Entrepreneurship May, 17 2014

Smaller cities, bigger returns

If you are running a franchise business and wish to expand at a faster pace, then moving to tier II and III towns is considered as the best decision these days.

By Ekta Sharma Verma, TFW Bureau
Sr. Sub-editor
Smaller cities, bigger returns

From fashion to food, education to fitness, all top level brands are considering tier II and III cities as their destination to swell their businesses. Let’s know more about the trend and what strategies these brands are adopting in these cities.Rapid income growth, growing urbanization, younger population and availability of skilled labour are a few factors for brands to move to tier II and III cities. Experts believe that these climbing towns prove to a business booster for most of the brands.Tier II and III towns have begun to witness balanced growth across all business sectors because expanding in metros calls for high operating costs.

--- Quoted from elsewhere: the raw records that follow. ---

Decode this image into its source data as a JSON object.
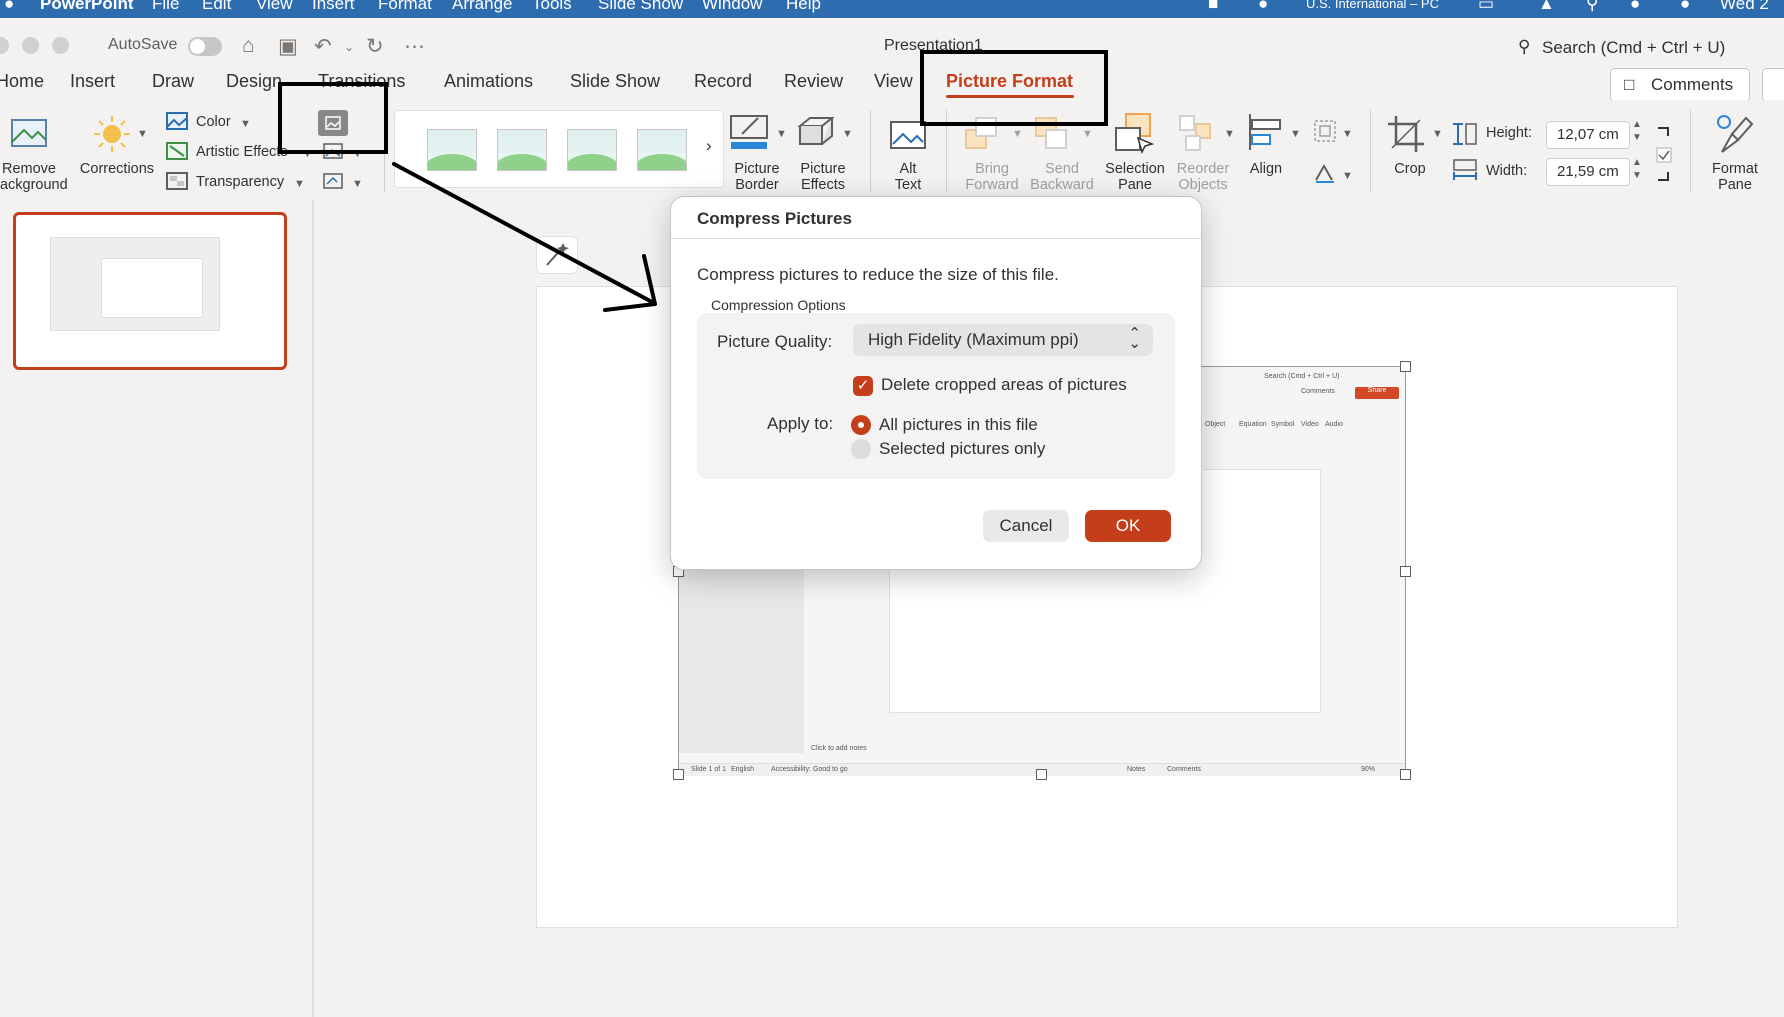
{
  "menubar": {
    "app": "PowerPoint",
    "items": [
      "File",
      "Edit",
      "View",
      "Insert",
      "Format",
      "Arrange",
      "Tools",
      "Slide Show",
      "Window",
      "Help"
    ],
    "keyboard": "U.S. International – PC",
    "clock": "Wed 2"
  },
  "titlebar": {
    "autosave": "AutoSave",
    "doc_title": "Presentation1",
    "search": "Search (Cmd + Ctrl + U)"
  },
  "tabs": [
    "Home",
    "Insert",
    "Draw",
    "Design",
    "Transitions",
    "Animations",
    "Slide Show",
    "Record",
    "Review",
    "View",
    "Picture Format"
  ],
  "active_tab": "Picture Format",
  "comments_label": "Comments",
  "ribbon": {
    "remove_background": [
      "Remove",
      "Background"
    ],
    "corrections": "Corrections",
    "color": "Color",
    "artistic_effects": "Artistic Effects",
    "transparency": "Transparency",
    "picture_border": [
      "Picture",
      "Border"
    ],
    "picture_effects": [
      "Picture",
      "Effects"
    ],
    "alt_text": [
      "Alt",
      "Text"
    ],
    "bring_forward": [
      "Bring",
      "Forward"
    ],
    "send_backward": [
      "Send",
      "Backward"
    ],
    "selection_pane": [
      "Selection",
      "Pane"
    ],
    "reorder_objects": [
      "Reorder",
      "Objects"
    ],
    "align": "Align",
    "crop": "Crop",
    "height_label": "Height:",
    "height_value": "12,07 cm",
    "width_label": "Width:",
    "width_value": "21,59 cm",
    "format_pane": [
      "Format",
      "Pane"
    ]
  },
  "embedded_screenshot": {
    "search": "Search (Cmd + Ctrl + U)",
    "comments": "Comments",
    "share": "Share",
    "object": "Object",
    "equation": "Equation",
    "symbol": "Symbol",
    "video": "Video",
    "audio": "Audio",
    "notes_placeholder": "Click to add notes",
    "slide_info": "Slide 1 of 1",
    "language": "English",
    "accessibility": "Accessibility: Good to go",
    "notes": "Notes",
    "status_comments": "Comments",
    "zoom": "90%"
  },
  "dialog": {
    "title": "Compress Pictures",
    "description": "Compress pictures to reduce the size of this file.",
    "group_label": "Compression Options",
    "quality_label": "Picture Quality:",
    "quality_value": "High Fidelity (Maximum ppi)",
    "delete_cropped": "Delete cropped areas of pictures",
    "delete_cropped_checked": true,
    "apply_to_label": "Apply to:",
    "apply_options": [
      "All pictures in this file",
      "Selected pictures only"
    ],
    "apply_selected": "All pictures in this file",
    "cancel": "Cancel",
    "ok": "OK"
  },
  "colors": {
    "accent": "#c43e1c",
    "menubar": "#2e6cb0",
    "background": "#f3f2f1"
  }
}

Dr Batra's Health Care, a homoeopathy clinic chain, is eyeing tier II, III cities for further franchise expansion across India. The brand currently has 141 clinics in 72 cities out of which 22 are operational via franchisees in India. The brand has plans to open 350 clinics by 2016. There are no doubts about the fact that a franchisor can have a mounting business by opening more stores in tier II and III towns, preferably he maintains the local flavor and expertise according to the local demands. Companies want to mark their presence in different markets to leave no consumer untapped. Skyrocketing rentals in big cities is also one of the chief reasons for brands to move to tier II and III. Even the retailers are no behind. The Arvind Store is targeting tier II, III and even IV towns for further expansion and penetration. The brand started its franchise operations in 2010.

International brands, local leaders

Even international brands like Lenovo and Gold’s gym have opted for the tier II and III cities to expand. With metros and tier I towns getting more stagnant, franchisors prefer to take their brands to the smaller markets. US$34 billion personal technology company and an emerging PC plus leader, Lenovo has also walked the same path in India. Currently, Lenovo is serving customers in more than 160 countries and has 1400 franchise stores. Ashok Nair, National Sales Director, Lenovo India said: “These markets offer huge potential in terms of consumer demand owing to the low PC penetration. As a part of our expansion drive, we have opened a new smart connected devices store in Phoenix market city, Pune.”

Another player, Gold’s Gym India has quick plans to increase their center count from 86 to 101 this year. Althea Shah, Vice President, Marketing, Gold’s Gym India said: “Gold’s Gym India is planning to further expand its presence across India. The company is eyeing tier- II and III cities to tap country’s growing fitness market and plans to launch more than 30 fitness gyms by June 2015.” Founded in Australia, Cartridge World also believes in growing further via franchisees in smaller towns. Sharat Kumar , Country Head, South Asia, Cartridge World opined: “ Mostly we are tapping tier II and III cities as there is a big void in good quality printing at affordable costs in these markets.” The brand plans to open 25 new stores in tier II and III cities. This will bridge the gap between high quality branded products and low priced products. These stores will create opportunities for customers in the corporate / SME segment to buy genuine products of high quality.

The mall shift

Under pressure of high rentals and low footfalls, one-third of retail tenants at the shopping malls in the large cities like Mumbai, Delhi, Chennai, Bangalore and Kolkata are shifting in tier-II and III cities like Nagpur, Jaipur, Pune, Indore, Lucknow, Ludhiana and Chandigarh among other such cities, revealed an ASSOCHAM trend survey. This clearly shows that with the rising golden opportunities in the tier II and III cities, brands plan their strategies well to move into these markets. With intensifying competition and soaring prices in the metros, the demand and competition in tier II- tier III cities has gone even high.

Learnings

With the movement into the smaller towns, the franchisors get a lot to learn from the franchisees sitting at the local level. Franchisees know more about the local markets and thus franchisors have a chance to consult them before investing and expanding in the same area via multi-units. This is definitely a win-win situation for both, franchisor and franchisee. Donear NXG already has a vast popularity in tier II, III and IV cities. “We intend to open 100 EBO’s of Donear NXG in the current fiscal year. We look at the basics of retail expansion like catchment area, visibility, vicinity, influencing local partner, purchase dynamics of the consumers and many other metrics for that matter,” concludes Akash Manwani, Senior General Manager– Marketing & Brand, Donear Industries Ltd, Retail & Apparels.